Texte écrit dans le cadre d’un atelier d’écriture à L’Escalier
Une cage d’escaliers d’un immeuble HLM. La peinture jaune sur la rampe s’écaille. Le carrelage bon marché semble propre, comme s’il avait été lavé il y a quelques heures à peine. Dans l’air flotte une odeur de poubelles, de détergents bas de gamme et de friture. On trouve des graffitis sur les portes des vides-ordures, mais pas sur les murs. On est au niveau du palier du troisième étage. Il est 18h15, on est dimanche.

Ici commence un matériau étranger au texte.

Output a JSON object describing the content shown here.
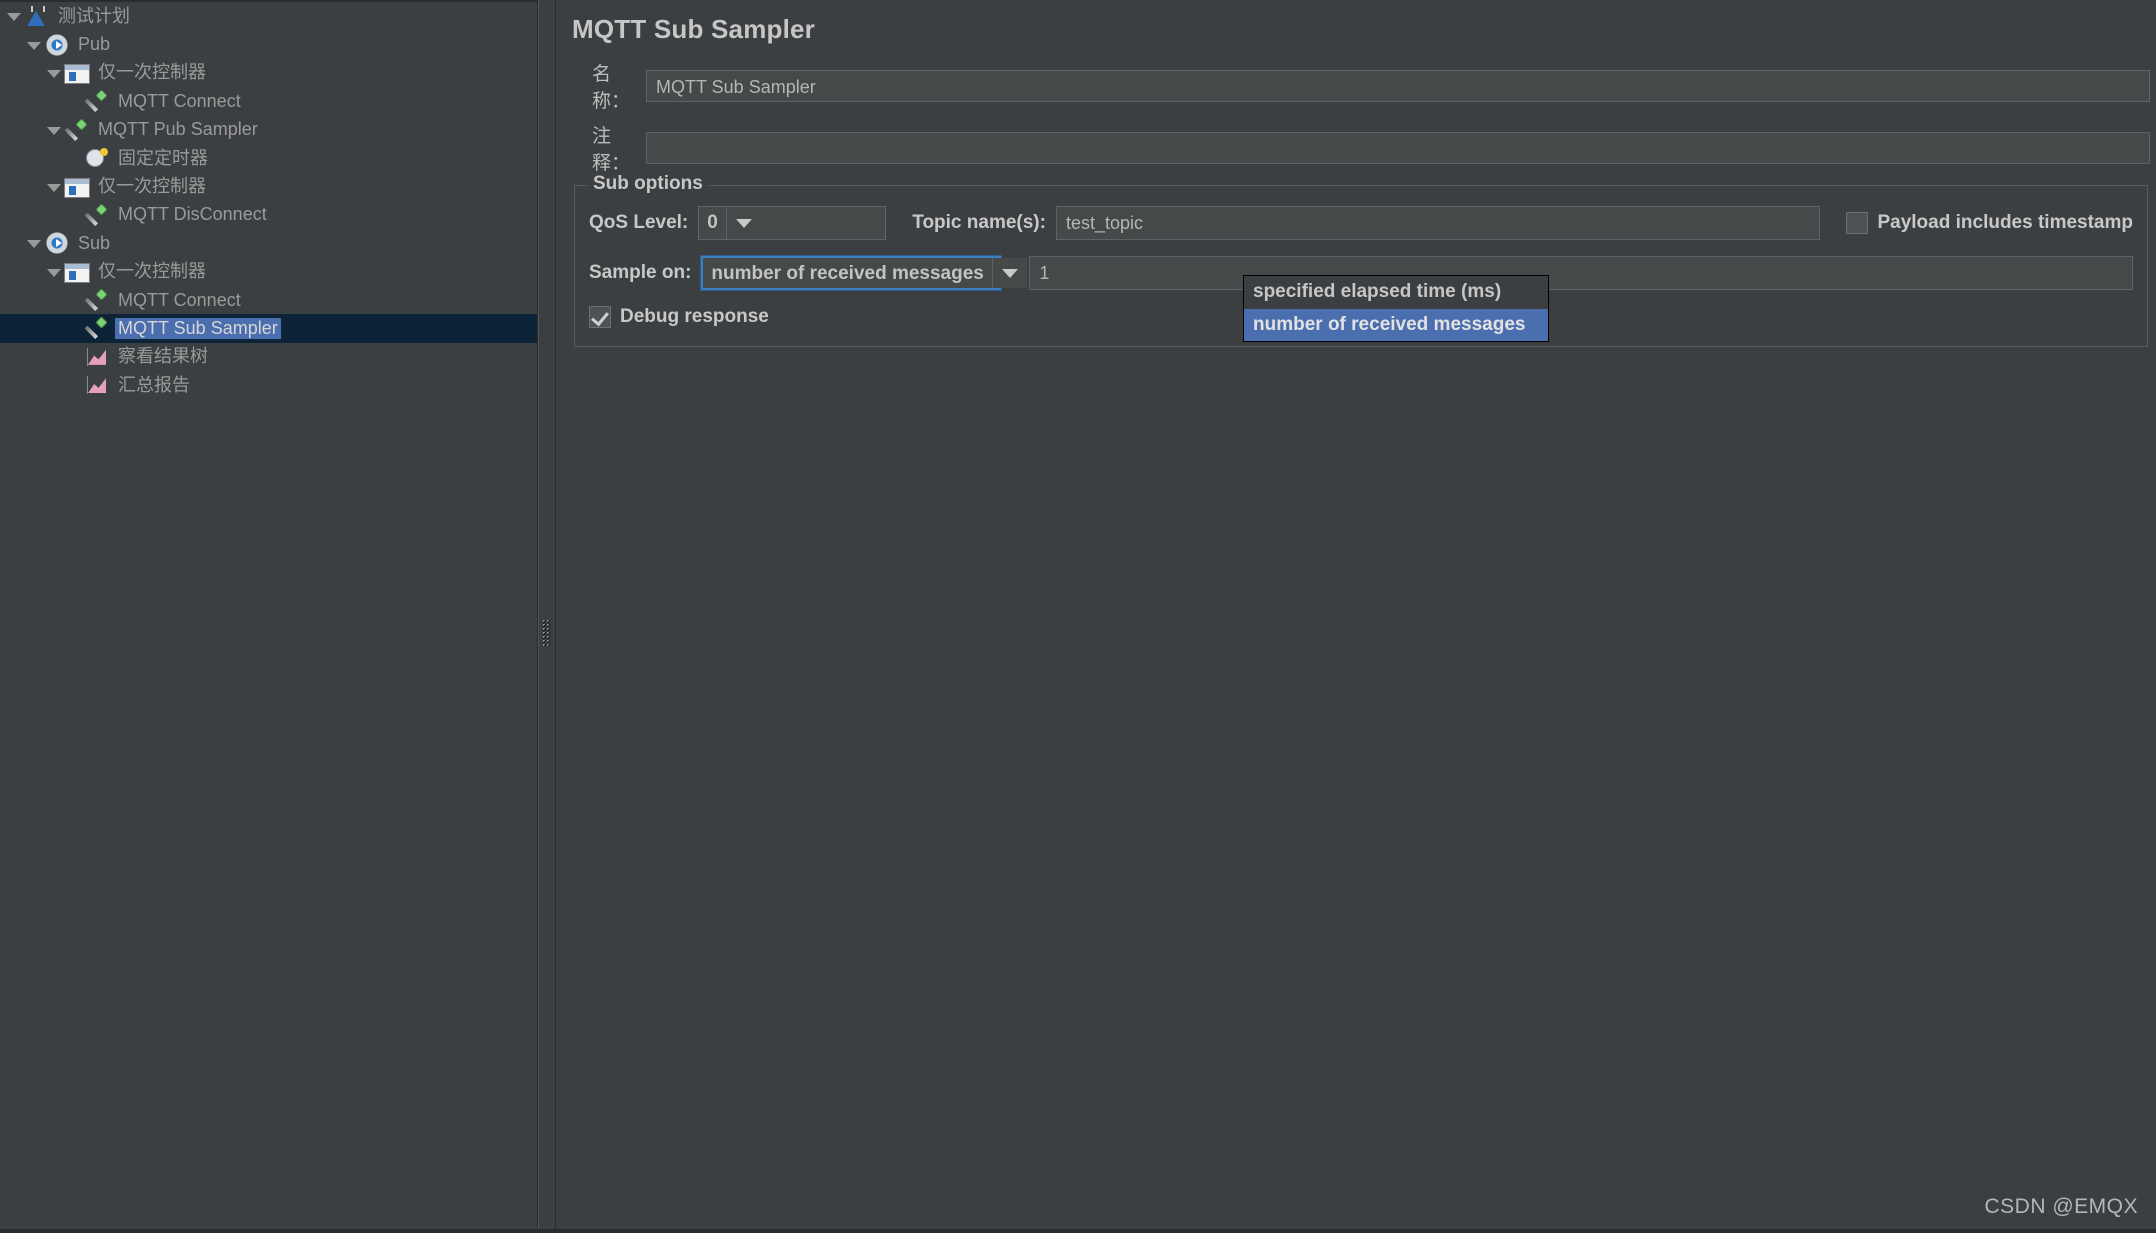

La porte de gauche s’ouvre, une fillette d’une dizaine d’années sort de l’appartement, claque la porte et vient s’asseoir sur les marches qui mènent au quatrième étage. Elle porte ce qui pourrait être un pyjama ou un jogging. Ses yeux sont rouges, elle tremble, prend ses genoux dans ses mains.
Du bas remonte vers le quatrième une adolescente d’une quinzaine d’années. Elle est vive, elle monte les marches deux à deux. Elle porte un sac à dos, un jean, un T-Shirt, un blouson de simili-cuir. Ses joues rouges paraissent fraîches, elle a de grands yeux rieurs et un sourire qui lui traverse le visage.
Arrivée au niveau de la fillette, l’adolescente s’arrête. Elle hésite un instant puis choisit de rester. Elle s’assoit à côté de la petite en demandant “je peux ?”. La fillette hausse les épaules. Chacun est libre de faire ce qu’il veut et l’ado n’a pas l’air méchante.
“Ça fait longtemps que tu es sur le palier ?” Nouveau haussement d’épaules. Pas trop. “Tu es enfermée dehors ?” La petite fait non de la tête. “Tu ne veux plus rentrer chez toi ?” Encore un hochement de tête, avec les larmes qui montent dans la gorge. L’ado est intriguée. Elle connaît la petite de vue, elle a emménagé dans l’appartement en dessous du sien il y a deux mois, mais elles n’ont jamais eu l’occasion de parler pour l’instant. Elle devrait rentrer chez elle, sa mère l’attend, mais quelque chose dans le regard de la petite la retient, l’émeut.
“Tu veux me dire ce qui ne va pas ?” Cette fois-ci, les larmes sortent, en cascades de sanglots désordonnés. Ça bouchonne dans la gorge serrée et les pleurs s’accompagne des tremblements que la petite contient depuis tout à l’heure. La douceur de la grande, venue tapoter sa cage de solitude, a fait exploser ses digues. Son chagrin sort à gros bouillons, elle n’essaie même plus de garder contenance.
L’ado fait la seule chose qui lui paraît pertinente sur le moment. Elle prend la petite dans ses bras et la serre contre elle. Pose ses lèvres sur la petite tête en faisant shhh, shhh, ça va aller.